Amalgamation and Absorption:

As said above, absorption is brought about by the merger of one or more companies with an existing company and result is one liquidation and no formation. However, from the accounting point of view, the distinction between amalgamation and absorption is of no practical significance.

Account standard – 14 for amalgamation issued by the institute of Chartered Accountants of India does not recognise distinction between amalgamation and absorption. Even from the academic point of view, it is not necessary to distinguish between amalgamation and absorption.

Objectives of Amalgamation:

The main objectives of amalgamation are:

1. Establishment and management charges are reduced.

2. Competitions among the amalgamating companies are eliminated.

3. Purchase of materials, in bulk, can be made at reduced price.

4. Production can be carried on in large scale.

5. Capital amount is increased by combination of companies.

6. Manufactured products can be easily marketed.

7. All the advantages of combination are available.

8. Avoiding duplication of expenditure and reduction in cost.

9. Research and development facilities are increased.

10. Price maintenance can be regulated.

Prior to 1st April 1995, the accounting procedures for amalgamation were under three different treatment, that is, Amalgamation, Absorption and Reconstruction of companies. The Institute of Chartered Accountants of India introduced a new Accounting Standard known as “Accounting Standard – 14” (AS-14) from 1.4.1995 which over-ruled the old system of accounting. This change is of mandatory nature.
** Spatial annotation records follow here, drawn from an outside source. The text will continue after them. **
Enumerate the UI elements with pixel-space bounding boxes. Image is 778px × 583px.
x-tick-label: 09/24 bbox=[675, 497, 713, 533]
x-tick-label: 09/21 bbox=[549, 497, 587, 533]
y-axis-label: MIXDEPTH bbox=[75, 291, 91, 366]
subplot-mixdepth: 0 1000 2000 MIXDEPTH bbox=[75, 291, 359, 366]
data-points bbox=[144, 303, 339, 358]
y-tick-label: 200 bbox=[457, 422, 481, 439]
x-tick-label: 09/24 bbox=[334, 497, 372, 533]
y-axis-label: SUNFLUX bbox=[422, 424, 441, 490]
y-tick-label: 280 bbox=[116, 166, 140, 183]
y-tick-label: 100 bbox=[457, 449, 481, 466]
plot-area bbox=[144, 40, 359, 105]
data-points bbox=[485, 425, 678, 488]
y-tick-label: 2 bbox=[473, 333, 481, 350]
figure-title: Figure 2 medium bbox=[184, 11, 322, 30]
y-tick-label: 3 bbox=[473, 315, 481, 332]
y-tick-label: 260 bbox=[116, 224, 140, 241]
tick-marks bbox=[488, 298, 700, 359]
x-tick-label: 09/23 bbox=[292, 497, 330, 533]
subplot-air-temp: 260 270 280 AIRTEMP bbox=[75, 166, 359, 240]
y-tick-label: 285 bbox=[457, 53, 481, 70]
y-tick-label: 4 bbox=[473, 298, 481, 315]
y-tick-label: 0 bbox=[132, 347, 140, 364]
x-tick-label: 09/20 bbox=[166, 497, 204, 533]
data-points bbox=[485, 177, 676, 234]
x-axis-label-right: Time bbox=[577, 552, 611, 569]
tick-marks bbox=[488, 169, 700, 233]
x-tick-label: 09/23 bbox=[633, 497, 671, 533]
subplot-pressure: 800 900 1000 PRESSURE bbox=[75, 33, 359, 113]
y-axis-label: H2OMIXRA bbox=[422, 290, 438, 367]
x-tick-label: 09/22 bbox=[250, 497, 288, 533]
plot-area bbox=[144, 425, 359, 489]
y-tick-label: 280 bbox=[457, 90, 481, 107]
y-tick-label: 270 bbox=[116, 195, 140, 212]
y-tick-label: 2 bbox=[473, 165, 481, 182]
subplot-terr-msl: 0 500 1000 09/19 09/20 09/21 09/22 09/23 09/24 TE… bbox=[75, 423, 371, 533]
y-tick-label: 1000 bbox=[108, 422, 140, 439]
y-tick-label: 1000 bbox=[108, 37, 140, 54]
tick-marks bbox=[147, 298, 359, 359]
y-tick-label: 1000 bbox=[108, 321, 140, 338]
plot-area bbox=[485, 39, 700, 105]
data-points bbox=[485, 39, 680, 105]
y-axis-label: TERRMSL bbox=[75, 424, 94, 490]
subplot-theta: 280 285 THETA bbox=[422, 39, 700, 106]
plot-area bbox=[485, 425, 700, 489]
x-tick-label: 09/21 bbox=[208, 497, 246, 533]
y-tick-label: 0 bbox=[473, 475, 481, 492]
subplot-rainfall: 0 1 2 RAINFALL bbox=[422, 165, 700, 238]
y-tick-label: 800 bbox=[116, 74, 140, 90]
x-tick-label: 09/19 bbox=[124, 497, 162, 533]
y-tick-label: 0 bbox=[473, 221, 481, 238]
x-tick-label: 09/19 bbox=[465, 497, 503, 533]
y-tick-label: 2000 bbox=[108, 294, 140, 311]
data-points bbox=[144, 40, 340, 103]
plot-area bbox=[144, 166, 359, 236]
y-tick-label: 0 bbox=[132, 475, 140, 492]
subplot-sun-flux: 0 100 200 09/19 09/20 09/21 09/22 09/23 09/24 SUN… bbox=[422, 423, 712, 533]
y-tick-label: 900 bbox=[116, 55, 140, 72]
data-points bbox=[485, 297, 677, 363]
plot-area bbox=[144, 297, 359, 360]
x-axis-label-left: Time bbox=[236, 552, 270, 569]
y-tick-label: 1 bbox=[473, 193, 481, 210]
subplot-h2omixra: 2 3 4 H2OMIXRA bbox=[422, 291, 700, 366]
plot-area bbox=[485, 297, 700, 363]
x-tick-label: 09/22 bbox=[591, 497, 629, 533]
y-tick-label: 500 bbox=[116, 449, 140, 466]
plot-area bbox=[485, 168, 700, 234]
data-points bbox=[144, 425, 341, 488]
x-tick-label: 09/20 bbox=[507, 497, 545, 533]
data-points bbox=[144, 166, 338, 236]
Comparative Position of Types of Amalgamations:

The two types of amalgamation – Amalgamation in the nature of Merger and Amalgamation in the nature of purchase, differ in the following ways:

1. Under merger one company is merged with other company but the identity of both the companies remains the same as before. In case of purchase, the company which is amalgamated to other company does not exist in future.

2. In case of merger, the share-holders of both the companies can take part in the management of the company while in case of purchase the share-holders have no right to take part in the management.

3. The share-holders of transferor company in case of merger get shares in the transferee company so that ownership can be continued. In case of purchase, the share-holders of transferor company get payment of purchase price in the form of shares, debentures and cash. The ownership of share-holders of transferor company does not continue.

4. In amalgamation in the nature of merger all types of reserves of transferor company are included in financial statements of the transferee company, while amalgamation in the nature of purchase, only statutory reserves like Development Allowance Reserve, Investment Allowance Reserve etc. are included in the financial statements of the transferee company and other reserves are excluded.